Uma vez realçada ao patamar de fundamento da República, a dignidade constitui parâmetro de interpretação, alteração e aplicação de todas as normas que compõem o ordenamento jurídico pátrio, bem como configura elemento norteador da atuação do Estado brasileiro frente à população (nacional ou não) em seu território.

É o entendimento traduzido com propriedade por Brunela Vincenzi:

O conceito jurídico de dignidade humana, por sua vez, é o pendor interpretativo de todo o arcabouço democrático dos direitos e garantias constitucionais internalizado pela ordem jurídica estatal. Assim, de conceito moral, passa a dignidade humana, no âmbito interno, a valer também como conceito jurídico, que há de ser efetivado pelo Poder Judiciário, em especial a partir de interpretação e aplicação diretiva dos Tribunais Constitucionais (VINCENZI, 2013, p. 75).

79

Importa destacar que a utilização da dignidade da pessoa humana como fundamento ou conceito jurídico não é unânime, eis que não se encontra nos textos constitucionais de forma universal, a exemplo da Carta dos Estados Unidos da América, conforme alerta Barroso (2014).

É digno de lástima perceber, portanto, que a invisibilidade social e as situações de humilhação, rejeição e desprezo dela decorrentes são fenômenos que acentuam a sensação de impotência para garantir os valores apresentados na Magna Carta, bem como torna distante o espírito de fraternidade buscado pela Declaração Universal dos Direitos Humanos.

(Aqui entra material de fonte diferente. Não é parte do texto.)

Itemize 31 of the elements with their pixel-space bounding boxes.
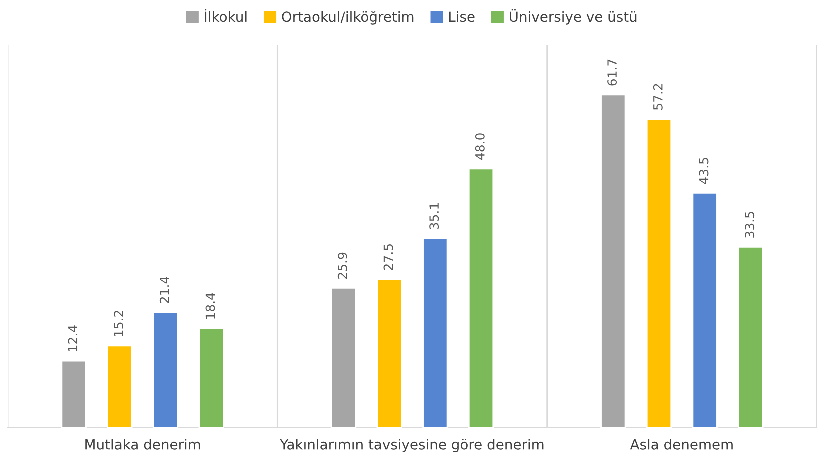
- data-label: 21.4: [160, 277, 170, 304]
- data-label: 43.5: [699, 158, 709, 184]
- bar: [376, 278, 402, 428]
- bar: [422, 238, 448, 428]
- legend-label: Ortaokul/ilköğretim: [282, 11, 414, 25]
- data-label: 57.2: [653, 84, 663, 110]
- legend-label: Lise: [449, 11, 475, 22]
- data-label: 33.5: [745, 212, 755, 238]
- x-tick-label: Mutlaka denerim: [86, 439, 200, 450]
- bar: [468, 168, 494, 428]
- x-tick-label: Yakınlarımın tavsiyesine göre denerim: [280, 439, 544, 453]
- data-label: 35.1: [430, 204, 440, 230]
- data-label: 15.2: [114, 311, 124, 336]
- bar: [152, 312, 179, 428]
- bar: [330, 288, 357, 428]
- bar: [692, 192, 718, 428]
- data-label: 12.4: [68, 326, 78, 352]
- legend-label: Üniversiye ve üstü: [510, 9, 637, 25]
- bar: [646, 118, 672, 428]
- data-label: 48.0: [475, 134, 485, 160]
- bar: [738, 246, 764, 428]
- data-label: 25.9: [338, 252, 348, 279]
- bar: [198, 328, 224, 428]
- bar: [107, 345, 133, 428]
- x-tick-label: Asla denemem: [630, 439, 733, 450]
- legend-label: İlkokul: [205, 9, 247, 22]
- data-label: 27.5: [384, 244, 394, 270]
- bar: [61, 360, 87, 428]
- bar: [600, 94, 626, 428]
- data-label: 18.4: [206, 293, 216, 319]
- data-label: 61.7: [608, 60, 618, 86]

Ainda nesse contexto, é importante considerar a invisibilidade como um fenômeno que acarreta uma privação de pertencimento ao corpo social e, em última análise, um impedimento de ação, o que está umbilicalmente ligado a questões como justiça social, acesso à justiça e a exercício de direitos.

Também sob essa ótica, portanto, a ocorrência dessa blindagem revela o conteúdo jurídico do fenômeno social identificado, demonstrando que tais aspectos, social e jurídico, estão entrelaçados.

Somando-se às considerações até então formuladas, é evidente que o impacto jurídico derivado da chegada de solicitantes de asilo ao território nacional vai muito além dos reflexos que as situações de humilhação e rejeição da comunidade acolhedora causam na dignidade humana.

Nesse embalo, cumpre chamar atenção, especificamente, para o aspecto normativo do campo jurídico, notadamente a respeito das queixas da doutrina acerca das dificuldades para a realização dos direitos dos refugiados no plano prático.